3) Ensuite, essaie de faire remonter l'émotion ou la réaction que vous as jusqu'à ton enfance. Est-ce ce que tu n'as jamais pu dire à un grand frère dominant ? À tes propres parents ? Est-ce que cette réaction est explosive, car tu as été victimisé de la même manière ? Qu’avais-tu besoin de dire aux autres à ce moment là ? As-tu eu besoin de crier à l’aide ? De supplier tes parents pour qu’ils te protègent ? Explore, et remonte dans le passé pour te lever pour la jeune personne que tu étais alors, et pour exprimer les émotions qui n'ont jamais été entendues par un écoutant bienveillant.

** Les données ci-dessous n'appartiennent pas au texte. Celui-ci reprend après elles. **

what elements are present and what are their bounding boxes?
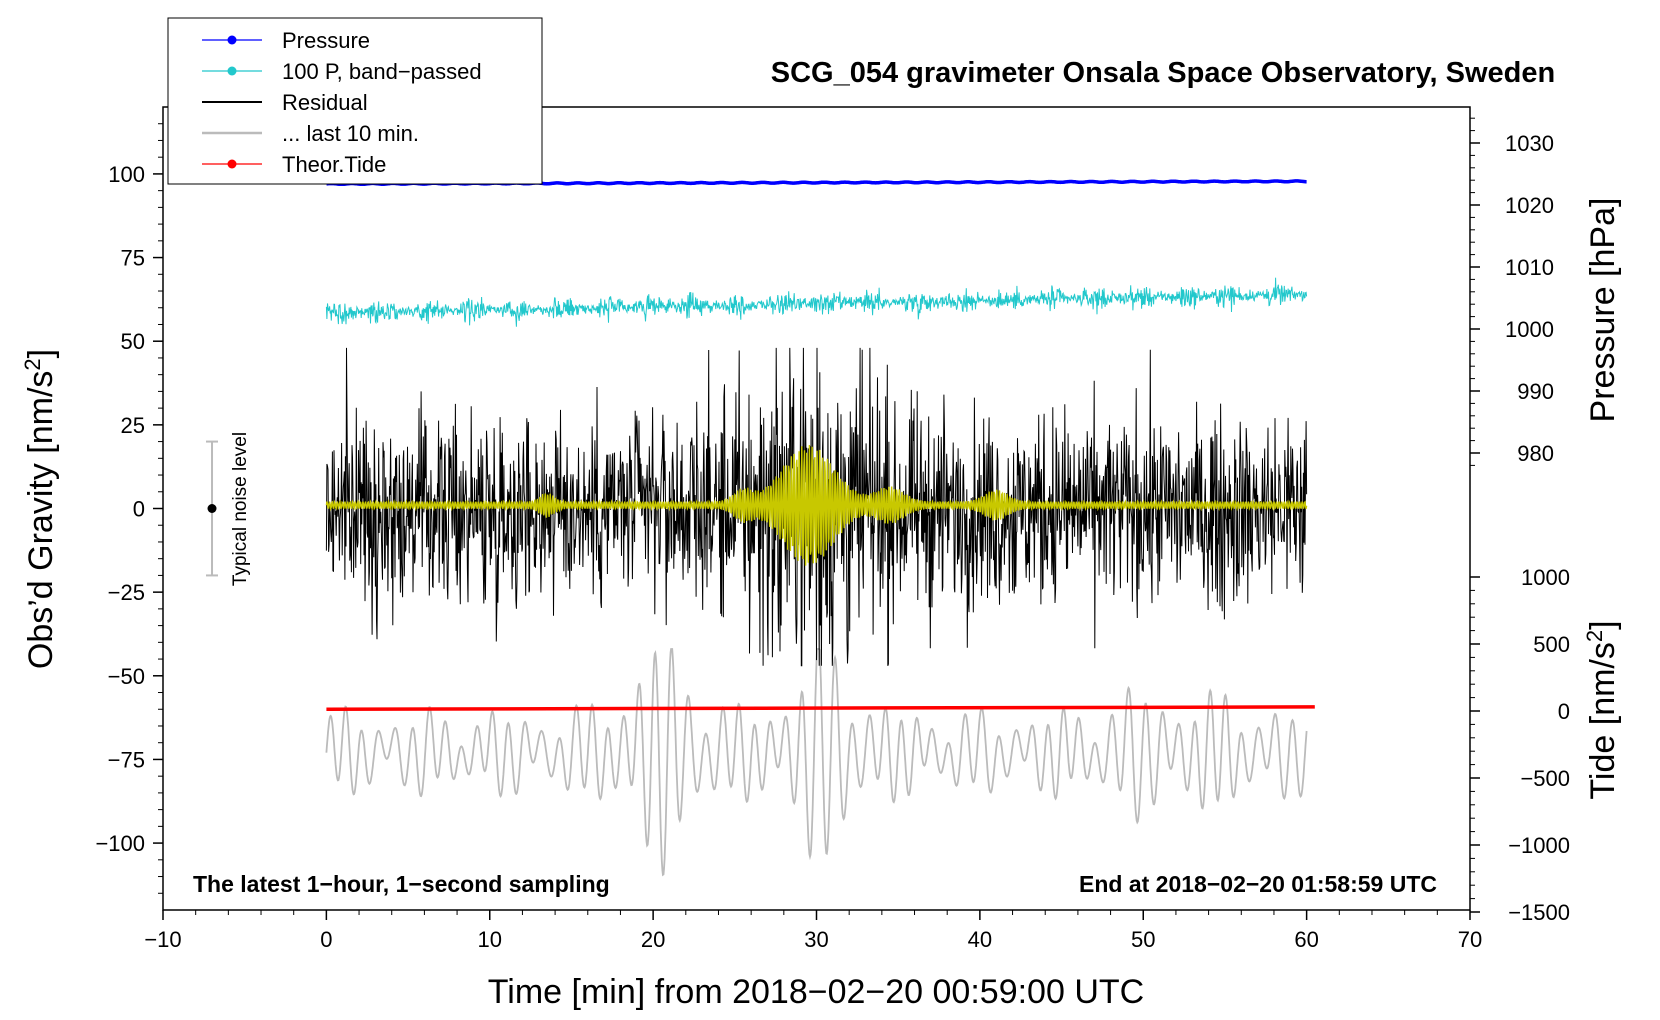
y-left-tick-label: 100 bbox=[108, 162, 145, 187]
x-tick-label: 0 bbox=[320, 927, 332, 952]
y-left-title-end: ] bbox=[22, 349, 60, 358]
legend-label-4: Theor.Tide bbox=[282, 152, 386, 177]
chart-title: SCG_054 gravimeter Onsala Space Observat… bbox=[771, 57, 1555, 89]
y-left-tick-label: 50 bbox=[121, 329, 145, 354]
y-tide-tick-label: −1500 bbox=[1508, 900, 1570, 925]
y-pressure-tick-label: 990 bbox=[1517, 379, 1554, 404]
tide-line bbox=[326, 705, 1315, 712]
y-tide-title-sup: 2 bbox=[1582, 630, 1607, 642]
y-pressure-tick-label: 1020 bbox=[1505, 193, 1554, 218]
noise-bar-center-dot bbox=[207, 504, 217, 513]
y-left-title-sup: 2 bbox=[20, 358, 45, 370]
series-residual bbox=[325, 347, 1308, 667]
legend: Pressure 100 P, band−passed Residual ... la… bbox=[167, 17, 543, 185]
sampling-annotation: The latest 1−hour, 1−second sampling bbox=[193, 871, 610, 897]
legend-marker-4 bbox=[227, 159, 237, 169]
y-axis-pressure-title: Pressure [hPa] bbox=[1584, 198, 1622, 423]
y-left-tick-label: 0 bbox=[133, 497, 145, 522]
y-left-tick-label: 75 bbox=[121, 246, 145, 271]
legend-label-3: ... last 10 min. bbox=[282, 121, 419, 146]
legend-marker-1 bbox=[227, 66, 237, 76]
x-tick-label: 20 bbox=[641, 927, 665, 952]
axes: −10 0 10 20 30 40 50 60 701007550250−25−50−75−10… bbox=[95, 117, 1570, 952]
residual-lowpassed-line bbox=[325, 444, 1308, 566]
legend-label-1: 100 P, band−passed bbox=[282, 59, 482, 84]
last-10-min-line bbox=[325, 648, 1308, 877]
x-tick-label: −10 bbox=[144, 927, 181, 952]
y-tide-title-end: ] bbox=[1584, 620, 1622, 629]
y-pressure-tick-label: 1010 bbox=[1505, 255, 1554, 280]
x-tick-label: 50 bbox=[1131, 927, 1155, 952]
y-tide-tick-label: −500 bbox=[1520, 766, 1570, 791]
y-tide-tick-label: 1000 bbox=[1521, 565, 1570, 590]
y-tide-title-text: Tide [nm/s bbox=[1584, 642, 1622, 799]
y-left-title-text: Obs’d Gravity [nm/s bbox=[22, 371, 60, 670]
x-tick-label: 60 bbox=[1294, 927, 1318, 952]
y-left-tick-label: −25 bbox=[108, 580, 145, 605]
x-tick-label: 40 bbox=[968, 927, 992, 952]
y-axis-tide-title: Tide [nm/s2] bbox=[1582, 620, 1622, 799]
series-residual-lowpassed bbox=[325, 444, 1308, 566]
end-time-annotation: End at 2018−02−20 01:58:59 UTC bbox=[1079, 871, 1437, 897]
y-left-tick-label: 25 bbox=[121, 413, 145, 438]
y-pressure-tick-label: 980 bbox=[1517, 441, 1554, 466]
y-tide-tick-label: 0 bbox=[1558, 699, 1570, 724]
y-tide-tick-label: −1000 bbox=[1508, 833, 1570, 858]
x-axis-title: Time [min] from 2018−02−20 00:59:00 UTC bbox=[488, 973, 1144, 1011]
y-tide-tick-label: 500 bbox=[1533, 632, 1570, 657]
y-left-tick-label: −100 bbox=[95, 831, 145, 856]
x-tick-label: 10 bbox=[478, 927, 502, 952]
y-pressure-tick-label: 1030 bbox=[1505, 131, 1554, 156]
y-left-tick-label: −75 bbox=[108, 747, 145, 772]
x-tick-label: 70 bbox=[1458, 927, 1482, 952]
legend-label-0: Pressure bbox=[282, 28, 370, 53]
noise-indicator bbox=[206, 440, 219, 577]
series-theoretical-tide bbox=[326, 705, 1315, 712]
y-axis-left-title: Obs’d Gravity [nm/s2] bbox=[20, 349, 60, 669]
x-tick-label: 30 bbox=[804, 927, 828, 952]
y-left-tick-label: −50 bbox=[108, 664, 145, 689]
series-bandpassed-pressure bbox=[325, 277, 1308, 327]
series-last-10-min bbox=[325, 648, 1308, 877]
y-pressure-tick-label: 1000 bbox=[1505, 317, 1554, 342]
residual-line bbox=[325, 347, 1308, 667]
legend-label-2: Residual bbox=[282, 90, 368, 115]
legend-marker-0 bbox=[227, 35, 237, 45]
noise-level-label: Typical noise level bbox=[230, 432, 251, 586]
bandpassed-line bbox=[325, 277, 1308, 327]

4) Essaie de t'exprimer avec plus de gentillesse, plus de tendresse, et avec une attention plus grande que ce qui est confortable pour toi. En faisant ceci, il se peut que tu te mettes à rire d'embarras, ou avec le sentiment que, “Ce n'est pas toi!” Généralement, notre capacité à exprimer notre amour à travers nos voix, les expressions de nos visages ou notre toucher est limitée par la façon dont nos parents ont modélisé la gentillesse et l'attention pleine. D’une modélisation incomplète de l'amour et de l'attention tend à résulter une certaine rigidité de notre part – Cela est difficile de se sentir à l’aise pour offrir de la gentillesse de façon nettement plus chaleureuse que ce que nous n’avons jamais reçu. Donc, pour développer votre capacité à montrer l'abondance de votre amour, essaie de le faire avec ta Partenaire d’écoute. Sois attentif à comment tu te sens alors que tu fais ceci. Lorsque tu vas travailler à briser les limites étroites de la gentillesse que l’on a montrée à ton égard, les sentiments vont jaillir, la guérison va survenir, et tu vas remarquer des changements qui seront gratifiant pour toi, et très utiles pour ton enfant.

Par exemple, plus tôt dans mon propre travail grâce à l’écoute, j'ai décidé que je voulais apprendre à montrer de l’affection à travers le toucher. J'ai été capable d'être affectueuse avec mes frères et sœurs en grandissant, mais mes parents étaient souvent trop stressés pour nous toucher avec affection. J'ai réalisé que je n’arrivais pas à donner ou à recevoir de l’affection aussi bien que je le voulais. J'ai passé plusieurs heures de Partenariat d’écoute à simplement placer mon attention sur le fait de toucher délicatement la main, le bras ou la joue de mon Partenaire d’écoute. Faire ceci me faisait fondre en larmes, et un flot de sentiments qui étaient en lien avec les maladies qui ont frappé notre famille, avec la discipline qui nous était infligée à nous en tant qu’enfants, ainsi qu'avec mon désir profond de rendre les choses meilleures, me traversa, heure après heure. Juste le fait de placer mon attention sur un simple signe d’affection a permis à des guérisons importantes d’avoir lieu, et mon Partenaire d’écoute n'a pas eu besoin de dire un mot.

Ta capacité à écouter ton enfant va augmenter à mesure que tu vas utiliser les Partenariats d’écoute comme espace pour expérimenter plus de tendresse, plus d'affection, et comme exutoire pour les émotions que tu as dû retenir durant ton enfance. Et le sixième sens inestimable, comme quoi tu offres à votre enfant exactement ce dont elle besoin de ta part, va se développer aussi. La confiance que ton enfant a en toi va se construire, pleurs passionnés après pleurs passionnés. Et tu vas pouvoir l’aider de façon véritablement puissante.